Open carlosg-m opened 4 months ago
Hi @carlosg-m we are tracking the netcdf issue with "raster_to_grid" (which also gets into separate bands for any multi-band file), fix coming with [WIP] PR #556 hopefully in a week or so.
Hi @carlosg-m we are tracking the netcdf issue with "raster_to_grid" (which also gets into separate bands for any multi-band file), fix coming with [WIP] PR #556 hopefully in a week or so.
Thank you for the response, @mjohns-databricks. Are there any best practices to make the operation I described efficient, using the current version of Mosaic?
The workaround is to generate a table of "reading windows or bounding boxes" and with a UDF go through each one in parallel, loading each window with Rasterio and converting it to a "grid index".

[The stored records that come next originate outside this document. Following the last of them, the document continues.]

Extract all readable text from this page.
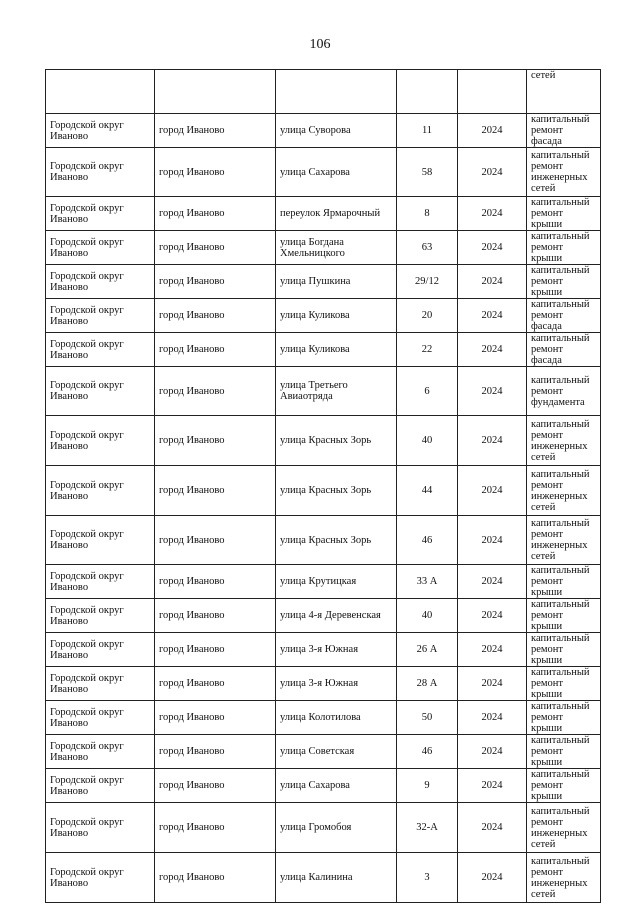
106
					сетей
Городской округ Иваново	город Иваново	улица Суворова	11	2024	капитальный ремонт фасада
Городской округ Иваново	город Иваново	улица Сахарова	58	2024	капитальный ремонт инженерных сетей
Городской округ Иваново	город Иваново	переулок Ярмарочный	8	2024	капитальный ремонт крыши
Городской округ Иваново	город Иваново	улица Богдана Хмельницкого	63	2024	капитальный ремонт крыши
Городской округ Иваново	город Иваново	улица Пушкина	29/12	2024	капитальный ремонт крыши
Городской округ Иваново	город Иваново	улица Куликова	20	2024	капитальный ремонт фасада
Городской округ Иваново	город Иваново	улица Куликова	22	2024	капитальный ремонт фасада
Городской округ Иваново	город Иваново	улица Третьего Авиаотряда	6	2024	капитальный ремонт фундамента
Городской округ Иваново	город Иваново	улица Красных Зорь	40	2024	капитальный ремонт инженерных сетей
Городской округ Иваново	город Иваново	улица Красных Зорь	44	2024	капитальный ремонт инженерных сетей
Городской округ Иваново	город Иваново	улица Красных Зорь	46	2024	капитальный ремонт инженерных сетей
Городской округ Иваново	город Иваново	улица Крутицкая	33 А	2024	капитальный ремонт крыши
Городской округ Иваново	город Иваново	улица 4-я Деревенская	40	2024	капитальный ремонт крыши
Городской округ Иваново	город Иваново	улица 3-я Южная	26 А	2024	капитальный ремонт крыши
Городской округ Иваново	город Иваново	улица 3-я Южная	28 А	2024	капитальный ремонт крыши
Городской округ Иваново	город Иваново	улица Колотилова	50	2024	капитальный ремонт крыши
Городской округ Иваново	город Иваново	улица Советская	46	2024	капитальный ремонт крыши
Городской округ Иваново	город Иваново	улица Сахарова	9	2024	капитальный ремонт крыши
Городской округ Иваново	город Иваново	улица Громобоя	32-А	2024	капитальный ремонт инженерных сетей
Городской округ Иваново	город Иваново	улица Калинина	3	2024	капитальный ремонт инженерных сетей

This example is very slow and seems to have a lot of data skew (it gets stuck on the last task):
When trying to use "retile" option it throws an error:
org.apache.spark.SparkException: Job aborted due to stage failure: Task 0 in stage 81.0 failed 4 times, most recent failure: Lost task 0.3 in stage 81.0 (TID 2434) (10.208.237.16 executor 4): com.databricks.sql.io.FileReadException: Error while reading file dbfs:/mnt/a4dprdisdl/COSc2023_N3_v0_TM06.tif.
Don't take this the wrong way, it is a pleasure to work with Shapely/Pygeos/GeoPandas and even Rasterio together with Spark and Pandas UDFs, however it is being an absolute pain navigating through Databricks-Mosaic (the same happened with Sedona and GeoSpark).